Thursday, April 16, 2009

Integrating the gospel

John Fonville shares his own experiences in explaining the relationship of an effective ministry and the gospel. Here's a sample:
. . .pastors and churches today may theoretically profess a belief in the person and work of Christ (i.e, the gospel), but in practice the operative gospel becomes the dominant focus of all the preaching and teaching (e.g., Three Keys for a Happy Marriage and so on).

The problem with this understanding of discipleship is that it is not integrally related to the gospel. Such a truncated, narrow view of the gospel is one of the greatest problems plaguing the Evangelical church today.

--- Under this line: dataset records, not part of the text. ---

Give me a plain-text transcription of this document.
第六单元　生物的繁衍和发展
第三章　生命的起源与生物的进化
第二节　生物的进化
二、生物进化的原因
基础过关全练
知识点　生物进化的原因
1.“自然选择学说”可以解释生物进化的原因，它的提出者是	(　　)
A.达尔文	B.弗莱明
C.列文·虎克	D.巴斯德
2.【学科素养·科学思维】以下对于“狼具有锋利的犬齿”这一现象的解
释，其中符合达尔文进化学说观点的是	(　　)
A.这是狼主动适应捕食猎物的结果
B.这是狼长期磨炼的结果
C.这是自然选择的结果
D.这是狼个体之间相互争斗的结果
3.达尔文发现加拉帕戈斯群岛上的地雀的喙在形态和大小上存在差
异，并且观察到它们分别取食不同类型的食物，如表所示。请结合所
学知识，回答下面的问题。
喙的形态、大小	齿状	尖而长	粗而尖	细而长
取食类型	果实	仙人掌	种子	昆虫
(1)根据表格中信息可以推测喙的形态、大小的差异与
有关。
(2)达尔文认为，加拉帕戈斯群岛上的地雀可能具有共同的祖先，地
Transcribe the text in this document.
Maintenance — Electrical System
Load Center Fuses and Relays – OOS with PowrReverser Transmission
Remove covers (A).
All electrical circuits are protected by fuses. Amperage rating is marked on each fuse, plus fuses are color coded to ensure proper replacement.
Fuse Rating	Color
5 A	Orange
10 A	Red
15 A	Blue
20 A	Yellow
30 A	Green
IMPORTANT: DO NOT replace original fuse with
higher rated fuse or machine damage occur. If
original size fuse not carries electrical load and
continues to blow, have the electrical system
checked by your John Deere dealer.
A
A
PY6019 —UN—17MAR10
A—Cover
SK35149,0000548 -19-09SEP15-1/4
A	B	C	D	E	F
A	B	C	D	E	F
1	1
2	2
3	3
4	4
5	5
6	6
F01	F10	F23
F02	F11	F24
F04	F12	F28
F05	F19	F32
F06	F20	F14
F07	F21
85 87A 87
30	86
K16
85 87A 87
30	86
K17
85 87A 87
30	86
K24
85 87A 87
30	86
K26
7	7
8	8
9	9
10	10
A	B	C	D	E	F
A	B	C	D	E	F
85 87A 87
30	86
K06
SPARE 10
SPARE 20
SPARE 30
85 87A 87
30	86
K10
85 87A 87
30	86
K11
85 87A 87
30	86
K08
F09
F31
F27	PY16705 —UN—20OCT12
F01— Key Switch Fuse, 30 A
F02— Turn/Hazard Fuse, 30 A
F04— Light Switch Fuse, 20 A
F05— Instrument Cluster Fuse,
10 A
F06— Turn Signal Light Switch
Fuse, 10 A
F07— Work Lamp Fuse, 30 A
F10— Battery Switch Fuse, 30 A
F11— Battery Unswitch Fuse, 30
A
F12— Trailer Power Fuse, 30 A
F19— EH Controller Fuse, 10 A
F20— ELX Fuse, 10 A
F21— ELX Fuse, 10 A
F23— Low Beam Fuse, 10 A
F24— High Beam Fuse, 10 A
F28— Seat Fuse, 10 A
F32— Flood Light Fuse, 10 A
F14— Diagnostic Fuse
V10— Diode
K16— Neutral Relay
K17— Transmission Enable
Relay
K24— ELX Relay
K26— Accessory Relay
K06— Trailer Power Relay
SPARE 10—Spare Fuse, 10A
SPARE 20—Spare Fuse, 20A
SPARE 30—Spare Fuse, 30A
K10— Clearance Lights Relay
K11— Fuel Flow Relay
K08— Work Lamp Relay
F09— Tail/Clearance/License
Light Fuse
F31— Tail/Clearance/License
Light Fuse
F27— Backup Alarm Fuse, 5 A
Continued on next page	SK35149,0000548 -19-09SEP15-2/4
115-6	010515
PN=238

The relationship of the Bible’s imperatives (i.e., the things we are commanded to be and do; e.g., “Be holy,” [1 Pet. 1:15]; “Don’t let the sun go down on your anger,” [Eph. 4:26] etc…) to the Bible’s indicatives (i.e., the things that are already a fact; e.g., “we have redemption through His blood,” [Eph. 1:7]; “since we have been justified by faith, we have peace with God through our Lord Jesus Christ,” [Rom. 5:1]) is critical.

Sadly, a great majority of preachers, believers and churches have no idea of this essential distinction, it is not even on the radar screen. Yet, without this distinction, one doesn’t possess a true knowledge of the Christian faith and therefore effective ministry is impossible.